Living Trusts are set up primarily for the benefit of the person who established it during his or her lifetime. Trusts are a valuable tool in the estate planning process because they allow assets to be passed to heirs without going through the probate process. They can also provide income for the beneficiary in case of incapacity.

Terms of the trust are detailed in a Trust Agreement that defines how you want your finances managed during your lifetime and following your death. These terms can usually be modified or terminated at any time during your lifetime. When you die, however, the terms of the trust are not subject to further change, and the trust either terminates or continues for the benefit of the designated beneficiaries.

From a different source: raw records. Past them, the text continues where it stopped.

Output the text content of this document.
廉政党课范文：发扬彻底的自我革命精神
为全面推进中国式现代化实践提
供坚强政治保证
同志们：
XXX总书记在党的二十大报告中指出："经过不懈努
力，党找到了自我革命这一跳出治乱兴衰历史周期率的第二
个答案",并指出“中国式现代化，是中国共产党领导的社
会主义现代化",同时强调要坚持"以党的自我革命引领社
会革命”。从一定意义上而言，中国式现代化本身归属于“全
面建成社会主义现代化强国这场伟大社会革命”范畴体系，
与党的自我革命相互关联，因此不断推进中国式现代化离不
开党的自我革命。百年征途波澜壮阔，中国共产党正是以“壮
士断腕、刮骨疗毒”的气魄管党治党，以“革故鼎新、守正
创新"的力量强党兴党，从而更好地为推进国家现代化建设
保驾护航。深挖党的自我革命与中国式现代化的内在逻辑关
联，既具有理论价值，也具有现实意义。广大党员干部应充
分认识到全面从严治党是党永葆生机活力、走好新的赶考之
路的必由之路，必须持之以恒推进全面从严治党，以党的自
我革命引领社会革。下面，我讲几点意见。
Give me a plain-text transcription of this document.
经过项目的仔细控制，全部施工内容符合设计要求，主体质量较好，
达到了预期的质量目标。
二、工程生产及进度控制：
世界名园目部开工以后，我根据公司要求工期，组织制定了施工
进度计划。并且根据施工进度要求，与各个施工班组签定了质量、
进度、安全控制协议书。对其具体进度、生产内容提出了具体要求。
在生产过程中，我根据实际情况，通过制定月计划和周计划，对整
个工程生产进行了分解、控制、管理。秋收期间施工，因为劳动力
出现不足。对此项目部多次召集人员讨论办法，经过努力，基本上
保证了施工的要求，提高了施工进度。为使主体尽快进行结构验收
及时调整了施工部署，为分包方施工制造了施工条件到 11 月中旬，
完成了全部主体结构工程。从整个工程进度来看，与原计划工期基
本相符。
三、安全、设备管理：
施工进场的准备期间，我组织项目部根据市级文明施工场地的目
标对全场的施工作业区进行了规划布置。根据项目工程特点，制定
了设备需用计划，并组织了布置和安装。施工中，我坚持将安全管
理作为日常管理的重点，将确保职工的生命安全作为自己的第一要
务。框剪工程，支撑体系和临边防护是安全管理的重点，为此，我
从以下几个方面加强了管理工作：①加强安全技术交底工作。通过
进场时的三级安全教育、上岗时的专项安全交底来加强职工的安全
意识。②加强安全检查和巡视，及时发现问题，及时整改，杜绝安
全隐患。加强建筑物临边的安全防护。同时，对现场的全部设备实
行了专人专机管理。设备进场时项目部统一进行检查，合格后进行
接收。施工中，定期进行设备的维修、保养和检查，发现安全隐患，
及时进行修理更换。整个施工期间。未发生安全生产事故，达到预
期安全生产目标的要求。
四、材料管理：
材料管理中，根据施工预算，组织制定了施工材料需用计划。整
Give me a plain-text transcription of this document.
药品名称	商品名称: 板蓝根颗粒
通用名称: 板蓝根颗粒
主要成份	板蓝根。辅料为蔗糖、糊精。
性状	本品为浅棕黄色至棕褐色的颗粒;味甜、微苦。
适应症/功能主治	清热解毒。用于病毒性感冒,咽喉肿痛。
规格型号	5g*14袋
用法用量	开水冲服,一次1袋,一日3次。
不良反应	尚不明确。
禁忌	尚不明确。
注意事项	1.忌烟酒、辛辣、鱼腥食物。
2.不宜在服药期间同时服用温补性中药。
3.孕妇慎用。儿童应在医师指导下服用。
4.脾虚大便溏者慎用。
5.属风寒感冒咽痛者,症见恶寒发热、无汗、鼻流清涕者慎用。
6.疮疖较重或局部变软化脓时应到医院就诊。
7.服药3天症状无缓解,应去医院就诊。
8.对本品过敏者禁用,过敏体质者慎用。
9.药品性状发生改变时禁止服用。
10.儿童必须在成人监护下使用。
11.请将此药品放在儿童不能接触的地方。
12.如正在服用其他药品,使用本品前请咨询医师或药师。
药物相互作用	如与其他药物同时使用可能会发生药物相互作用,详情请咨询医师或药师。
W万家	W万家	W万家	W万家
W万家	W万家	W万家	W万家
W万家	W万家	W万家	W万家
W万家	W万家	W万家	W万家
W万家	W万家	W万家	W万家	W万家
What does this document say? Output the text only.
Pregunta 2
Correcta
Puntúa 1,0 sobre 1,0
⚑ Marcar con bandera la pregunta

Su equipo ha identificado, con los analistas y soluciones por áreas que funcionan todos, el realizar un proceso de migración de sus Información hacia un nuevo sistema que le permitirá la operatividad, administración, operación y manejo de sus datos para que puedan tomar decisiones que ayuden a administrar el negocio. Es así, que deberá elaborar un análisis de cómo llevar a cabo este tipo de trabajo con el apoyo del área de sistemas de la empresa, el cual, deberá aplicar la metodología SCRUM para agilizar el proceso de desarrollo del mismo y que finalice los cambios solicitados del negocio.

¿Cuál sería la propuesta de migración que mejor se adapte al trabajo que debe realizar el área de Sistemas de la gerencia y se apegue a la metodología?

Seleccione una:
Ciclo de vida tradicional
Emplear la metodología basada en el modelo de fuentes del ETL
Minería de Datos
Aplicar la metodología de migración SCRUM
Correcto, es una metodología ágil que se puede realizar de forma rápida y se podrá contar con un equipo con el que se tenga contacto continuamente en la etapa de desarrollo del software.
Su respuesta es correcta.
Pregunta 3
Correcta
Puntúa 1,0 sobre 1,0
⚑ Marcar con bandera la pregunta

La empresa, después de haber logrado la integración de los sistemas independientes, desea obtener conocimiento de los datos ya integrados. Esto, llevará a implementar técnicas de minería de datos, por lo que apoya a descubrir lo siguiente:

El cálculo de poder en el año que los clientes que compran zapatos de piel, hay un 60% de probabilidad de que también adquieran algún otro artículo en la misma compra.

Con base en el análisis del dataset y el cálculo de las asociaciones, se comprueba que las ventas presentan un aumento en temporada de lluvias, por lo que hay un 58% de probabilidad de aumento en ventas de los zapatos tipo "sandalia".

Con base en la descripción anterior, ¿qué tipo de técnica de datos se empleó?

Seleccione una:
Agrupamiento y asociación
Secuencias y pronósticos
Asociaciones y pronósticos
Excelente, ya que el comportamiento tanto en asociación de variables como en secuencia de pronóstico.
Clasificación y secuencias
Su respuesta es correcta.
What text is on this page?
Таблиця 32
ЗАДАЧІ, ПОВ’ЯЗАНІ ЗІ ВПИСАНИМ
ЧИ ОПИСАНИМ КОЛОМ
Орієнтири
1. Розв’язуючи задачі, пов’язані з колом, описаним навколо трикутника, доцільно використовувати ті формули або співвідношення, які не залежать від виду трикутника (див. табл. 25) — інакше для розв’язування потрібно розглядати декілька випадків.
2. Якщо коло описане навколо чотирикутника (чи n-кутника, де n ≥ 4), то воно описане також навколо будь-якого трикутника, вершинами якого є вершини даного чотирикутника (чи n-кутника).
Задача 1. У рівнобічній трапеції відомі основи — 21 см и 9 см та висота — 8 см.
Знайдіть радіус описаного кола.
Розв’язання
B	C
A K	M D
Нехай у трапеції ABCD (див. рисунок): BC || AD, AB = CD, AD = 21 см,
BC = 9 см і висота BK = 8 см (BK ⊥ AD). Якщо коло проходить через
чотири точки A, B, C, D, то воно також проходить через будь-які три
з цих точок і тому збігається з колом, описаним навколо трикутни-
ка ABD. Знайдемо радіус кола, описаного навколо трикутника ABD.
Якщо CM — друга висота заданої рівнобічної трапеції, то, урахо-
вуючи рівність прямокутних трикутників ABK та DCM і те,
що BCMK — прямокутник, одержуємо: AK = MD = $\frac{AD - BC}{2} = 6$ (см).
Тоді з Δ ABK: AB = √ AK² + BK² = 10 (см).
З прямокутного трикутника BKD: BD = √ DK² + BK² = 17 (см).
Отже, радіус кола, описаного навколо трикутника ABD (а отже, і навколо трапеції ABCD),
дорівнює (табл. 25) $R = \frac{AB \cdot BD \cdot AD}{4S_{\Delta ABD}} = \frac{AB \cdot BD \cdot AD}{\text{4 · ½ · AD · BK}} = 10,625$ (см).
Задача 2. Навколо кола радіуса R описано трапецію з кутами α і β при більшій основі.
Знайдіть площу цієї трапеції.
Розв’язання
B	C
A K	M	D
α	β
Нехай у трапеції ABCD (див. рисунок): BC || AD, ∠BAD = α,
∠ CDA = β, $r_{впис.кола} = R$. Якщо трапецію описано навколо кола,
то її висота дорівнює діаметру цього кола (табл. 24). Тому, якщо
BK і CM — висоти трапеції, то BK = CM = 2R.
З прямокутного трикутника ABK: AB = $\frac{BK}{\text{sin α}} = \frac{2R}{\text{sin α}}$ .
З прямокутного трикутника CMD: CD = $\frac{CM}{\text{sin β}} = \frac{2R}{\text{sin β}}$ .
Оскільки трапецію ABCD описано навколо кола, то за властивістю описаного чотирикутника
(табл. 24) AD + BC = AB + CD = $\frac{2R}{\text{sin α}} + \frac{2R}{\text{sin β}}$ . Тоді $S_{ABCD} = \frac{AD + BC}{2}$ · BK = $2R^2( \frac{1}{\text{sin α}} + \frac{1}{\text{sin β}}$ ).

As your corporate trustee, The Haverford Trust Company will be responsible for managing trust investments; distributing the investment income to you at regular intervals; investing new funds that might be added to the trust from time to time; and paying any distributions.

If your spouse survives you, he or she could be named to succeed you as primary beneficiary. At the death of your spouse, the trust could terminate, with the remaining funds distributed among your children or other beneficiaries. Or, the trust could continue for the benefit of your beneficiaries until they reach a specified age.

A Living Trust allows for many variations. No framework for personal financial planning is more versatile or more flexible. With a Revocable Living Trust, you can change beneficiaries, alter any other instructions contained in the Trust Agreement, or even cancel the trust should the arrangement cease to meet your needs.